Even though the incidence of renal failure during exercise is low, it would seem prudent for athletes to use NSAIDs judiciously during training and competition. Since the scientific literature suggests that athletes who exercise in hot environments in a hypohydrated state are likely to have greater reductions in GFR, adequate hydration prior to and during exercise would minimize any risk. Also, although it has not been studied, very high doses of a NSAID could theoretically have even greater effects on renal function and thereby expose the athlete to greater risk. Therefore, athletes should not exceed the OTC dose unless directed to do so by a physician.
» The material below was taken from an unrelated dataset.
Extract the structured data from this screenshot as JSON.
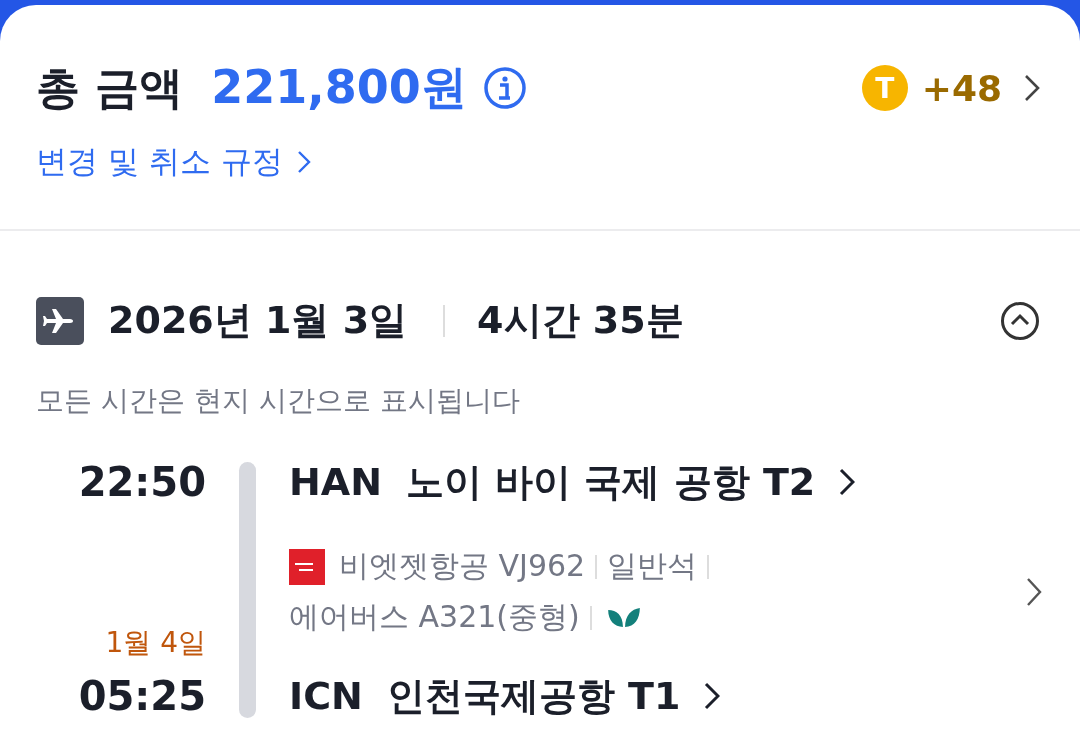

Physicians should stress the importance of proper hydration during exercise, especially when higher, prescription doses of NSAIDs are utilized for prevention or treatment of inflammation. Where appropriate, non-NSAID analgesics such as acetaminophen should be considered.

Summary and Conclusions

Use of NSAIDs during prolonged exercise has been linked to acute renal failure in case-study reports. These NSAIDs may depress renal function by inhibiting the cyclooxygenase enzyme, causing a decrease in the production of PGs. The PGs are thought to aid in the maintenance of renal hemodynamics during exercise, i.e., to modulate precipitous falls in GFR and RBF. Although the overall incidence of acute renal failure among athletes is low, caution should be exercised when NSAIDs are used in concert with dehydrating exercise in the heat. Proper hydration before and during exercise may help to prevent severe reductions in renal function and minimize the risk of renal failure.